When Adobe competitor Figma (NYSE: FIG) acquired Weavy AI startup in late October, it illuminated the likely business model for most companies in the AI arena. Namely, by providing a node-based workflow in which users can tune AI-generated content, they attach themselves to the underlying AI models to achieve optimal results.

In the case of Figma, this would be Google’s Nano Banana AI plugin. Although Figma’s workflows are currently hosted on Amazon Web Services (AWS), other companies may choose Google Cloud, which holds around 13% global cloud market share. As of Q3 2025, Google Cloud’s revenue grew by 34% year-over-year to $15.2 billion.

In addition to the AI model and cloud layer, Alphabet is attracting developers with its newly launched Antigravity platform for agentic development, covering frontend, enterprise and full stack needs. Altogether, Google is creating stickiness across the entire AI stack – model, cloud, agentic tooling.

This is boosted by hardware as well, demonstrated by the latest reporting of Mark Zuckerberg’s Meta Platforms (NASDAQ: META) to acquire Google’s AI chips instead of Nvidia’s. Previously, Amazon-invested Anthropic (Claude Opus 4.5) picked Google Cloud to increase its compute resources with up to one million tensor processing units (TPUs).

Of course, just as is the case with Nvidia and AMD, TSMC also fabricates these chips.

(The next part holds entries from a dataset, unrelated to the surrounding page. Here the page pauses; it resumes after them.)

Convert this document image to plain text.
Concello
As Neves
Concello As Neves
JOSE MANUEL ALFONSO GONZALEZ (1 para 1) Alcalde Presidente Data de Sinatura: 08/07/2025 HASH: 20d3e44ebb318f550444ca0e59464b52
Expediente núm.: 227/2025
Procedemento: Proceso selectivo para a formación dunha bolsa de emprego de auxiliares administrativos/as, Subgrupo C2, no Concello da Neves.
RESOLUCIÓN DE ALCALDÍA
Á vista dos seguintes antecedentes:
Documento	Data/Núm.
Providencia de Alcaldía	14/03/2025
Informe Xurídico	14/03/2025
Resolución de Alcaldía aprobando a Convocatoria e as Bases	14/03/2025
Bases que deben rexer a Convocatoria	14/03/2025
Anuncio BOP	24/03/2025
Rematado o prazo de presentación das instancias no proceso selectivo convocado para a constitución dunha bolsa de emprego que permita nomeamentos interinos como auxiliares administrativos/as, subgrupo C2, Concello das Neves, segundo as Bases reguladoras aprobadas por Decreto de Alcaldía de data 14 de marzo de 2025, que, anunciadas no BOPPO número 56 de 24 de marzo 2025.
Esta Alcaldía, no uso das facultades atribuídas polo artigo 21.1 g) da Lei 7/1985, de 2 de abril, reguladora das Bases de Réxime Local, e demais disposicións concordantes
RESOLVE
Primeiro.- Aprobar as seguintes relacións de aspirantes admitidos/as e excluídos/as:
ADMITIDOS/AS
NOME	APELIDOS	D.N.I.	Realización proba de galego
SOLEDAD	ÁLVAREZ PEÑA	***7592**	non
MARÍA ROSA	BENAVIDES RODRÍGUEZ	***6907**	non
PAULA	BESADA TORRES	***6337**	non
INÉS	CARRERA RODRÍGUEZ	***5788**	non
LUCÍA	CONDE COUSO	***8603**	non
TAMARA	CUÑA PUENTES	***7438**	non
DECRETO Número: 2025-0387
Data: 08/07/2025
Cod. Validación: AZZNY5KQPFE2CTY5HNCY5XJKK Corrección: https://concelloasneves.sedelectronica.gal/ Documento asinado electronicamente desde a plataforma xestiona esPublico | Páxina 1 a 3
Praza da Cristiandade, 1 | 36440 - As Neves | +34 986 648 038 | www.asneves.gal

In turn, Dutch ASML provides the foundational layer that makes it possible for TSMC to do so.

The Bottom Line

Given that AI technology has never existed in recorded history, it is difficult to gauge the degree to which the sector suffers from malinvestments – constituting a potential bubble. This uncertainty makes Alphabet’s vertical integration even more significant, as it buffers the company against systemic inefficiencies elsewhere in the AI ecosystem.

In the meantime, Alphabet has reasserted itself as the most integrated AI company on the planet – owning the model, the cloud, the hardware pathway and the legacy user funnel. If the company keeps capitalizing on these headwinds, it may very well oust Nvidia from the $5 trillion market-cap throne in a more sustainable manner.

At present, The Wall Street Journal’s consensus on GOOGL price target is $326.09, still above the current price level of $323.64 per share. At the low end, analysts settled for $268, while $390 is the price ceiling for GOOGL stock.

Disclaimer: The author does not hold or have a position in any securities discussed in the article. All stock prices were quoted at the time of writing.